Academic staff and alumni include economists, civil servants, and policymakers who have held positions at Bank of England, Treasury of the United Kingdom, International Monetary Fund, World Bank Group, European Central Bank, United Nations Development Programme, and executive roles at McKinsey & Company and Boston Consulting Group. Notable scholarly links associate faculty with names appearing in connection to Nobel Memorial Prize in Economic Sciences, John Hicks, Kenneth Arrow, Amartya Sen, James Meade, Christopher A. Pissarides, and historical figures like A. C. Pigou and John Maynard Keynes. Alumni networks extend into politics and public service with links to Downing Street, UK Parliament, European Parliament, and international administrations such as Federal Reserve System appointments.
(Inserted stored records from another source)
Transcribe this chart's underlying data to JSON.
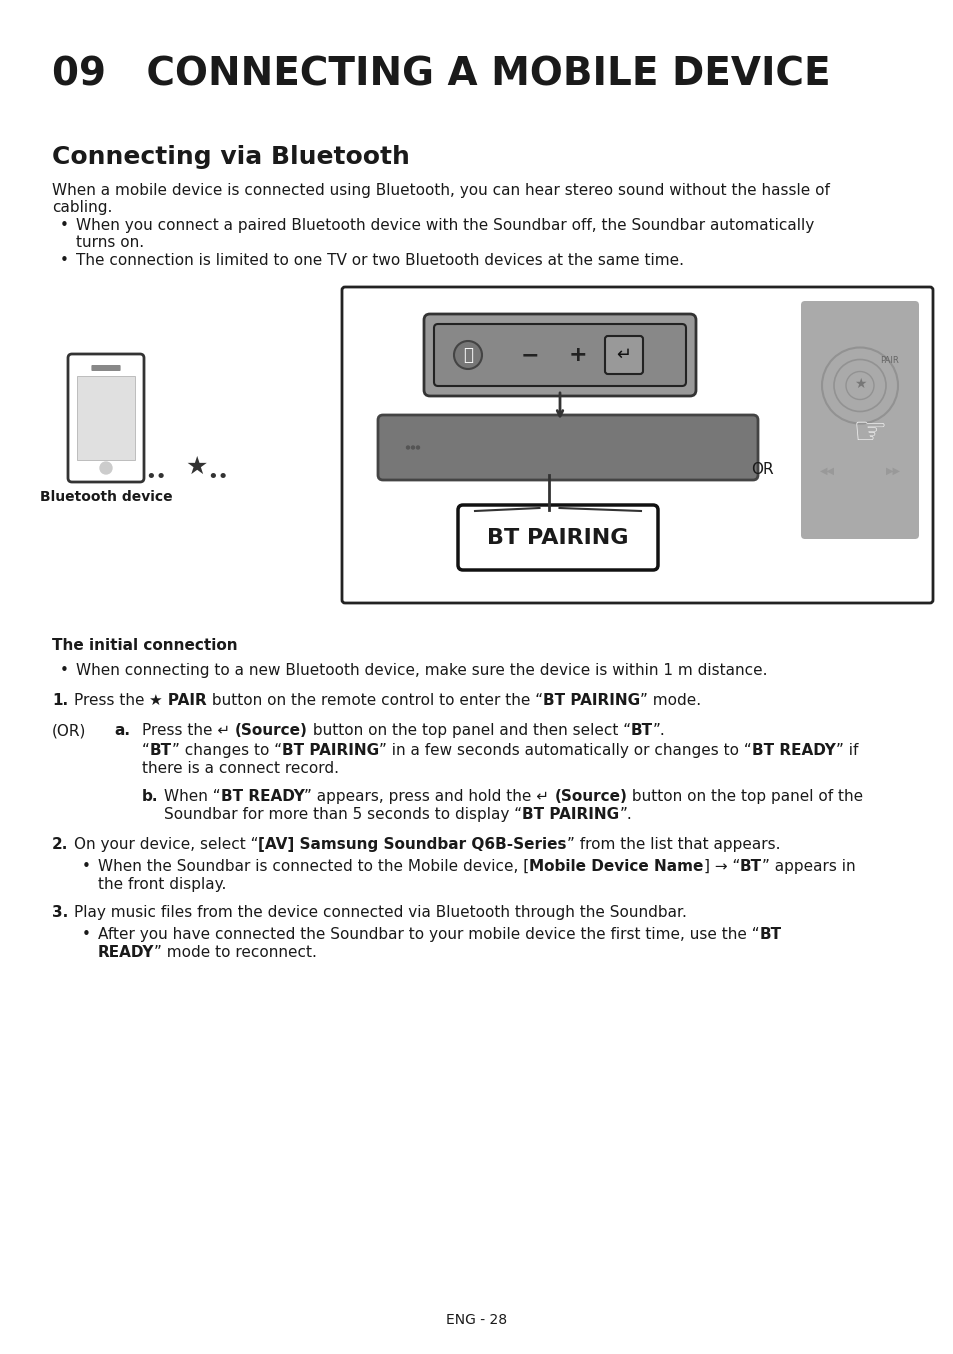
{
  "title": "09   CONNECTING A MOBILE DEVICE",
  "section_title": "Connecting via Bluetooth",
  "intro_para": "When a mobile device is connected using Bluetooth, you can hear stereo sound without the hassle of cabling.",
  "bullet1": "When you connect a paired Bluetooth device with the Soundbar off, the Soundbar automatically turns on.",
  "bullet2": "The connection is limited to one TV or two Bluetooth devices at the same time.",
  "bt_device_label": "Bluetooth device",
  "ic_title": "The initial connection",
  "ic_bullet": "When connecting to a new Bluetooth device, make sure the device is within 1 m distance.",
  "step1_pre": "Press the ",
  "step1_bt": "★ PAIR",
  "step1_mid": " button on the remote control to enter the “",
  "step1_bold": "BT PAIRING",
  "step1_end": "” mode.",
  "or_label": "(OR)",
  "step_a_label": "a.",
  "step_a_pre": "Press the ↵ (Source) button on the top panel and then select “",
  "step_a_bold": "BT",
  "step_a_end": "”.",
  "step_a2": "“BT” changes to “BT PAIRING” in a few seconds automatically or changes to “BT READY” if",
  "step_a3": "there is a connect record.",
  "step_b_label": "b.",
  "step_b1_pre": "When “",
  "step_b1_bold": "BT READY",
  "step_b1_mid": "” appears, press and hold the ↵ (Source) button on the top panel of the",
  "step_b2": "Soundbar for more than 5 seconds to display “BT PAIRING”.",
  "step2_pre": "On your device, select “",
  "step2_bold": "[AV] Samsung Soundbar Q6B-Series",
  "step2_end": "” from the list that appears.",
  "step2_bullet1": "When the Soundbar is connected to the Mobile device, [Mobile Device Name] → “BT” appears in",
  "step2_bullet2": "the front display.",
  "step3_text": "Play music files from the device connected via Bluetooth through the Soundbar.",
  "step3_bullet1_pre": "After you have connected the Soundbar to your mobile device the first time, use the “",
  "step3_bullet1_bold": "BT",
  "step3_bullet2_bold": "READY",
  "step3_bullet2_end": "” mode to reconnect.",
  "footer": "ENG - 28",
  "bg_color": "#ffffff",
  "text_color": "#1a1a1a",
  "gray_text": "#555555"
}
Facilities include dedicated seminar rooms and libraries interconnected with the Cambridge University Library, college libraries at Trinity College, Cambridge and St Catharine's College, Cambridge, and computing clusters linked to the Cambridge Service for Data Driven Discovery. Archive resources connect to holdings related to John Maynard Keynes Papers, Alfred Marshall Papers, and institutional records of Royal Economic Society. Experimental and laboratory infrastructure collaborates with the Behavioural and Experimental Economics Laboratory and computational platforms supported by the Engineering Department, University of Cambridge and the Cambridge e-Science Centre.
The faculty maintains outreach and partnerships with policy and research organisations including Centre for Economic Policy Research, Institute for Fiscal Studies, National Institute of Economic and Social Research, Office for National Statistics, Bank of England, International Monetary Fund, World Bank Group, European Commission, and engages in public events at venues such as Cambridge Union Society, Royal Society, and the Festival of Ideas. Collaborative teaching and research arrangements link to international universities like Harvard University, Massachusetts Institute of Technology, University of Chicago, Yale University, Princeton University, London School of Economics, and networks such as the Global Economic Governance Programme.